Tocqueville pour aujourd'hui... - Par Philippe Bilger et Jacques de Saint Victor
La publication des derniers tomes des œuvres complètes de l’auteur de «De la démocratie en Amérique» consacre une ambitieuse aventure éditoriale commencée en 1948 qui visait à faire connaître un grand esprit longtemps boudé par les élites françaises.
Comment Tocqueville
est peu à peu sorti de l’oubli après-guerre
PAR JACQUES DE SAINT VICTOR
Quand, en 1947, les Éditions Gallimard et le comte de Tocqueville, propriétaire des archives de l’écrivain (avec les archives de la Manche), décident de publier une nouvelle édition des œuvres complètes de l’auteur de De la démocratie en Amérique, force est de reconnaître que ce dernier est quasiment tombé dans l’oubli dans notre pays. L’après-guerre voit à droite le sacre du gaullisme et à gauche le triomphe de la pensée marxiste, et tout universitaire voulant faire carrière se doit alors de se réclamer de l’auteur du Capital, comme il le ferait aujourd’hui des «studies» anglo-saxonnes. Les analyses de Tocqueville sur la démocratie, qui sont alors très populaires outre-Atlantique (l’édition reçut un petit soutien de la Fondation Rockefeller), sont en quelque sorte ignorées, voire rejetées dans l’Hexagone. «Tocqueville passe à l’époque pour un auteur bourgeois», rappelle l’historien et éditeur Ran Halévi, qui coordonne chez Gallimard ces derniers volumes.

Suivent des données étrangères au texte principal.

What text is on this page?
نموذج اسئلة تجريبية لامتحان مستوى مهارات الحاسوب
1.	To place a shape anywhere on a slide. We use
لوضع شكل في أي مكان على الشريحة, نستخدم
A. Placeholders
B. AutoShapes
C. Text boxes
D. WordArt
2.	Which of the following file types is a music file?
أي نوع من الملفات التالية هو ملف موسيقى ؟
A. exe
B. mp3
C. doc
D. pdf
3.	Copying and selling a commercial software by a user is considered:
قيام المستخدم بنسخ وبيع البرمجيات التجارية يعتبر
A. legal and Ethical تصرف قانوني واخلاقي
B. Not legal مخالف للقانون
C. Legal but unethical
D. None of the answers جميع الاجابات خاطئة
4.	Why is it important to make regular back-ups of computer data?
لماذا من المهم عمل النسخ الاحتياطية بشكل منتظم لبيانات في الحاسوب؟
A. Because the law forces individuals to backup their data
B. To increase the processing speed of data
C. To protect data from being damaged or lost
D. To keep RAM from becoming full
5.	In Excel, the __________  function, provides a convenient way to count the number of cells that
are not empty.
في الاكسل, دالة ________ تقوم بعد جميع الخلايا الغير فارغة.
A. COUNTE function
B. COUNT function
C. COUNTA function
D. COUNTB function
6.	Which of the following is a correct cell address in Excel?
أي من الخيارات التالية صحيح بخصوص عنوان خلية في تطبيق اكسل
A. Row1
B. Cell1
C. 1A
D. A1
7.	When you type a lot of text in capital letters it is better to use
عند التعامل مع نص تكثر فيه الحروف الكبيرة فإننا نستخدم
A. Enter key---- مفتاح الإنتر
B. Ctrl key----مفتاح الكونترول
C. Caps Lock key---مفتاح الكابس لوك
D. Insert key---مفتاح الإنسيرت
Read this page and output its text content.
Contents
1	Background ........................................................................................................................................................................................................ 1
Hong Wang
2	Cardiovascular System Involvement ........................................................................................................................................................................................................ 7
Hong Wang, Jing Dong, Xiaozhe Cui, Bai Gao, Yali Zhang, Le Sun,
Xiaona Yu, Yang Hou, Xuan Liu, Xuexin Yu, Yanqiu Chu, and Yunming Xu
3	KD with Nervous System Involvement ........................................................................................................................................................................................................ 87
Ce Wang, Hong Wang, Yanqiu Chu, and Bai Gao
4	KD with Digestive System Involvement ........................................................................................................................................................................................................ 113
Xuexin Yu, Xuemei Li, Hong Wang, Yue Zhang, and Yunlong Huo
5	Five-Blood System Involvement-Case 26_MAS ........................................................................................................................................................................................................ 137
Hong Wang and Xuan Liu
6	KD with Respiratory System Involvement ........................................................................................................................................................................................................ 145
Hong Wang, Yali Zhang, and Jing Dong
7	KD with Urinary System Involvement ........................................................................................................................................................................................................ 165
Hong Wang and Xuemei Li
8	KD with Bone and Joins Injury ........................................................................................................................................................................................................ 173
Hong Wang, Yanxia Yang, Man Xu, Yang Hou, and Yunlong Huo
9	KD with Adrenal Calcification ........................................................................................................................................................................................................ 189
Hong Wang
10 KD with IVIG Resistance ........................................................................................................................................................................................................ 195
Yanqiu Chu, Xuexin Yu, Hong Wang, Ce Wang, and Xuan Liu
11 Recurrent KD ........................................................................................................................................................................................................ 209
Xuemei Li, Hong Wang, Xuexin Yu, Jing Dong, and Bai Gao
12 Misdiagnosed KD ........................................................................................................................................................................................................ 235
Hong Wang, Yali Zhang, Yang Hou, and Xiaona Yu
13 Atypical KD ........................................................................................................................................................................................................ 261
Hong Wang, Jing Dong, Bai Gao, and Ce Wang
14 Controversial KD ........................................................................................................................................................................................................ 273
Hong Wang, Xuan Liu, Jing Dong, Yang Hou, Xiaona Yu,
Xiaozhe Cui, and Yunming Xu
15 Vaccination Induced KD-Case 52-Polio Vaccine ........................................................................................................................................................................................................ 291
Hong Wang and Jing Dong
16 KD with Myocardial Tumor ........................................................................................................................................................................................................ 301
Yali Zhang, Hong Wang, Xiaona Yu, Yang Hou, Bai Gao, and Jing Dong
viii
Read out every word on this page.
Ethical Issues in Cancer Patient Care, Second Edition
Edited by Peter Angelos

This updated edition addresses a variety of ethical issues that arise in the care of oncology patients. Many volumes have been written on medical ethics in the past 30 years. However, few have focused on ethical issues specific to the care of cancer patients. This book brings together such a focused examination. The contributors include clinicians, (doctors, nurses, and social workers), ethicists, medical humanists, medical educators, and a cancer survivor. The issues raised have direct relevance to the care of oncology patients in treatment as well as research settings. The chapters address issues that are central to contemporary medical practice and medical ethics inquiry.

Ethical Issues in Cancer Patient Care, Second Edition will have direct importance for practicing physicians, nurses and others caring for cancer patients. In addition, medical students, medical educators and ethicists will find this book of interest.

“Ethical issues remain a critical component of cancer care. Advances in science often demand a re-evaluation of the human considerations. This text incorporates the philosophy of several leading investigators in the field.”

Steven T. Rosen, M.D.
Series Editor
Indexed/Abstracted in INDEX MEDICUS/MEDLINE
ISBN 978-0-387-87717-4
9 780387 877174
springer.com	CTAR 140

Sur les ruines de la Seconde Guerre mondiale, l’époque se passionne surtout pour la «question sociale» et se désintéresse des réflexions sur la démocratie. C’est un historien sociologue d’origine allemande, Peter Mayer, professeur à l’université de Reading, qui se voit confier le soin d’éditer Tocqueville. En 1949, l’État français décide cependant de créer une commission nationale présidée par l’historien Pierre Renouvin. Le premier volume voit le jour en 1951 avec De la démocratie en Amérique, puis L’Ancien Régime et la Révolution, des volumes de voyages (en 1957 et 1958), ses passionnants Souvenirs en 1964. Mais, au départ, il s’agit simplement de republier l’édition originale des textes, avec quelques notes, mais sans recourir aux archives et aux manuscrits d’origine. En cela, la démarche ne différait guère de celle de la première édition des œuvres complètes, publiée en 9 volumes, de 1864 à 1867, chez Michel Levy (grand éditeur du mouvement libéral au XIXe siècle). Cette édition, dite «de Madame de Tocqueville», sa veuve, avait été réalisée par l’ami de Tocqueville, Gustave de Beaumont, qui fut aussi son compagnon de voyage en Amérique.
PAR PHILIPPE BILGER
Alexis de Tocqueville, dont le moindre mérite n'était pas d'avoir ignoré les dangers qu'une démocratie pouvait se causer à elle-même si elle se laissait abuser par des "meneurs d'opinion", semble par sa réflexion totalement accordé avec notre monde d'aujourd'hui. Il comparait l'influence de ces "meneurs" à celle de l'ancienne Inquisition, quoique de nature différente mais avec des résultats similaires, et les dénonçait avec cette admirable formule: "Vous resterez parmi les hommes mais vous perdrez vos droits à l'humanité" (Le Figaro).
Quand j'ai lu cette profonde pensée, je n'ai cessé de la méditer, percevant que derrière son apparente simplicité elle ouvrait des perspectives aussi bien sur le plan politique que judiciaire par exemple.